Louisa S. Janvier headed the “Unfermented Wine” department and reminded members that, while “most of the churches have for years used unfermented wine at the Sacrament,” this was not the case for the Episcopalians, so she was determined “to present the claim of the pure juice of the grape for churchly service.” She sent leadership of that denomination “the strongest appeal on the subject” and believed it was “good seed sown.” She added that eight Episcopalian women were WCTU members and ended with “let me ask you to unite with me in constant prayer that the Lord of the Sacramental Table may give his blessing to our work for unfermented wine.”

There were also reports for work among “colored people,” “foreign speaking people,” and Indians, but Hattie E. Funk had little to say on the first because she’d done almost nothing “although the heart has been willing” because of personal matters. She went on, however, to suggest that “until they are educated to be their own leaders,” Black people “must naturally be led by their white sisters.” This form of paternalistic racism was, unfortunately, all-too-common.

On the second, the report was lengthier, with 445 calls made to people of 38 nationalities, along with 566 meetings. Among localities cited as working with foreigners were thse in Azusa, Claremont, Lordsburg, Pomona, Upland, and Redlands in the foothill citrus belt, as well as Riverside, Long Beach, Simi [Valley] and Sawtelle [Westwood area of West Los Angeles.] It was added that members were polled on whether there should be WCTU representatives “at the ports of entry to greet the strangers on arrival?” while Sara C.W. Bowen, the superintendent of this area, asked, “why should not the W.C.T.U. be in the forefront to save them [immigrants] from the drink demon and the saloon, where they learn their first and almost only politics with which they will dominate our country.” Here is another example of an analog of sorts to the “great replacement theory” of current far-right extremists.
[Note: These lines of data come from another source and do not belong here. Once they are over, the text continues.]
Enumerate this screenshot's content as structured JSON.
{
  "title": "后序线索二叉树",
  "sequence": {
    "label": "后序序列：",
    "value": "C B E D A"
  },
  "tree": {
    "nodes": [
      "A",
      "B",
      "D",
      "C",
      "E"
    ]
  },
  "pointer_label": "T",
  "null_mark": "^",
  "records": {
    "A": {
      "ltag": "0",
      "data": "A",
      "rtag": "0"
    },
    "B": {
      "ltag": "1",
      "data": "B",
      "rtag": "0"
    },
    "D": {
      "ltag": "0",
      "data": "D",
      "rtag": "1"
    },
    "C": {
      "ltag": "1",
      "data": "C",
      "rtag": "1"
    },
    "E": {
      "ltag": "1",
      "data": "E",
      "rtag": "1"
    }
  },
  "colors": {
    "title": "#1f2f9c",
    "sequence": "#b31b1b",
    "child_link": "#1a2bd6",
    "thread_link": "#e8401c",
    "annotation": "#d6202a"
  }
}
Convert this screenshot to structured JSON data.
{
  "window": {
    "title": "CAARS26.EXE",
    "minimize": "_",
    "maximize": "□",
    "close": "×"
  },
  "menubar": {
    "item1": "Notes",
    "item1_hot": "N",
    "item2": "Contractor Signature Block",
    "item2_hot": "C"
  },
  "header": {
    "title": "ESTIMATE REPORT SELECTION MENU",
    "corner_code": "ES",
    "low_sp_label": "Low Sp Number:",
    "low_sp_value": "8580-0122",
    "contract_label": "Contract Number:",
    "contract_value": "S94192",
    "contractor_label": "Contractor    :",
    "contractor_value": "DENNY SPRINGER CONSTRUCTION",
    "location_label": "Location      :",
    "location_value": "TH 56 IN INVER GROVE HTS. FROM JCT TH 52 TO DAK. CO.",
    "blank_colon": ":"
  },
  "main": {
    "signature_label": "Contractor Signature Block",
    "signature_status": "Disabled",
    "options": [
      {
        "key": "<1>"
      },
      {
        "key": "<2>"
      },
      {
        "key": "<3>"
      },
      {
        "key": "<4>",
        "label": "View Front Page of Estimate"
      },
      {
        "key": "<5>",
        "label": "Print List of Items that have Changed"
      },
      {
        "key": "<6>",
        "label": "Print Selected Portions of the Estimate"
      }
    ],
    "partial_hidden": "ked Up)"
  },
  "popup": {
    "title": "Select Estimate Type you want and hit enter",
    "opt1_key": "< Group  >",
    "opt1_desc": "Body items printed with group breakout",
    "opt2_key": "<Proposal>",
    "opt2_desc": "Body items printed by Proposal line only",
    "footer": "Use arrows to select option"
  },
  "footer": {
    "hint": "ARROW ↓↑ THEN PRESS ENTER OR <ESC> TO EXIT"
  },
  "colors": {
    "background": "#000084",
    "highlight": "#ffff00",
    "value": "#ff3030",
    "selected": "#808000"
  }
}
With respect to Indians, there was a statement about the Soboba Indians of Riverside County, near Hemet, and that they “are sober, industrious and practically self-supporting.” They farmed grain, as well as corn, melons and vegetables, with these fields said to be in good shape, while “only 2 cases of drunkenness [were] reported this year.” Other tribes, including the Coahuillas, Potreros, and the Santa Rosa were briefly mentioned. Marie E. Fowler also reported on literature sent, a few visits made and some programs presented.

This remarkable yearbook provides fascinating insights into the operations of the WCTU in Southern California during the 1910s and its programs, projects and endeavors are often cast in ways so alien to our modern ways of thinking and acting, while much of the work sought to address major societal problems with earnest effort and good faith.